Além das autoridades confirmadas para a cerimônia, a abertura contará com a conferência virtual da brasileira Patricia Florissi, homenageada desta edição. Em seguida, o senador Eduardo Gomes, relator da Comissão Especial de Inteligência Artificial no Senado, participa com uma fala sobre os avanços legislativos e as propostas de regulação da IA no Brasil.
E os próximos dias?
Nos dias 13 e 14 de novembro, o Congresso segue com painéis temáticos, apresentação de trabalhos acadêmicos e novas conferências.

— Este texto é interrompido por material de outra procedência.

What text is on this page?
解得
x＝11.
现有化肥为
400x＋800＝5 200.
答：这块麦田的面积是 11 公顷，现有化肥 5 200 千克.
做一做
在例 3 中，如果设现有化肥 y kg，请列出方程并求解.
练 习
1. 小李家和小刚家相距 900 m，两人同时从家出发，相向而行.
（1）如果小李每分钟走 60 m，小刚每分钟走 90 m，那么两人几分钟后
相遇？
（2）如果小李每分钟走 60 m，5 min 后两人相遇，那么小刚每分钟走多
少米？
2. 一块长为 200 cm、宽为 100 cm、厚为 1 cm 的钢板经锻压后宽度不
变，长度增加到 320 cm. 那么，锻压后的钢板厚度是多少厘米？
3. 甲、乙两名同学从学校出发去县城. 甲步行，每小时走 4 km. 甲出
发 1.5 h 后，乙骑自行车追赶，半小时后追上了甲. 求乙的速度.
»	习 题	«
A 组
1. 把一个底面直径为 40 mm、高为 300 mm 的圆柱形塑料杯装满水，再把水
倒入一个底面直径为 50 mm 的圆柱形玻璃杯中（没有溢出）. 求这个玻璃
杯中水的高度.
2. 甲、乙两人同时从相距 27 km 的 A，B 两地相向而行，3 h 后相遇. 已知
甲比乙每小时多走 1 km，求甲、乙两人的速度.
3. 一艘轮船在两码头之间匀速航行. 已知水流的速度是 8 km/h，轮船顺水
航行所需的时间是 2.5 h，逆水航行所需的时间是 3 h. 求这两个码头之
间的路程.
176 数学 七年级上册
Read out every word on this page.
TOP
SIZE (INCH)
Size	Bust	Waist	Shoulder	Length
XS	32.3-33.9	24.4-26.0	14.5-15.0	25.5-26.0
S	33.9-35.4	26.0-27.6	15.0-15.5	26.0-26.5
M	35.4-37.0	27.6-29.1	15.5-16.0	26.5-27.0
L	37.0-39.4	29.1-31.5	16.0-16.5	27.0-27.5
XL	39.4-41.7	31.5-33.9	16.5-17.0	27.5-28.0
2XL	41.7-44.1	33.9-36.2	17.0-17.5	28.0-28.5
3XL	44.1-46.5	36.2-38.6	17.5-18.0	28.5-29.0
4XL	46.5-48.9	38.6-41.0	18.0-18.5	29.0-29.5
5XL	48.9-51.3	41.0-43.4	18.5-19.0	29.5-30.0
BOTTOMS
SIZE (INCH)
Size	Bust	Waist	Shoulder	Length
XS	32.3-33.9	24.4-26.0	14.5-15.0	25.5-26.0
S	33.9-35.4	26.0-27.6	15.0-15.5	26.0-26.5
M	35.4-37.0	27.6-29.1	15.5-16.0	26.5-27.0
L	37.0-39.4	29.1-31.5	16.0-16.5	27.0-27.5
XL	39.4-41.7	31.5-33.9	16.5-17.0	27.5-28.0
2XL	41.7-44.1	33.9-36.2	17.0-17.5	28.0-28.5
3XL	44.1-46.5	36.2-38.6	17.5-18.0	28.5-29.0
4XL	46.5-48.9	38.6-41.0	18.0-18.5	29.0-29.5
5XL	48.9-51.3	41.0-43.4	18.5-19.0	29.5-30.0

- A programação completa pode ser acessada aqui.
- A lista de trabalhos aprovados para o dia 13 está disponível neste link.
A Esmat fornecerá os suportes para a fixação dos banners, mas a confecção do material é de responsabilidade dos(as) pesquisadores(as). A fixação deve ser feita com, no mínimo, 30 minutos de antecedência:
- Grupo 1 deve afixar os trabalhos até as 8h30;
- Grupo 2, entre 12h e 14h.
É obrigatória a presença de pelo menos um(a) autor(a) durante o período de avaliação para responder às perguntas da banca.
Sobre o Congresso
Consolidado como o maior evento da Esmat, o Congresso Internacional em Direitos Humanos é realizado em parceria com a Universidade Federal do Tocantins (UFT) e conta, nesta edição, com o apoio de instituições como Copedem, Axia Energia (antiga Eletrobrás), Fapto, Capes, Asmeto, CNE e ILANUD/ONU.
A coordenação geral é do desembargador Marco Villas Boas, diretor-geral da Esmat e presidente do Copedem. Já a coordenação científica está a cargo do professor doutor Tarsis Barreto Oliveira, coordenador do Programa de Pós-Graduação em Prestação Jurisdicional e Direitos Humanos (PPGPJDH/UFT).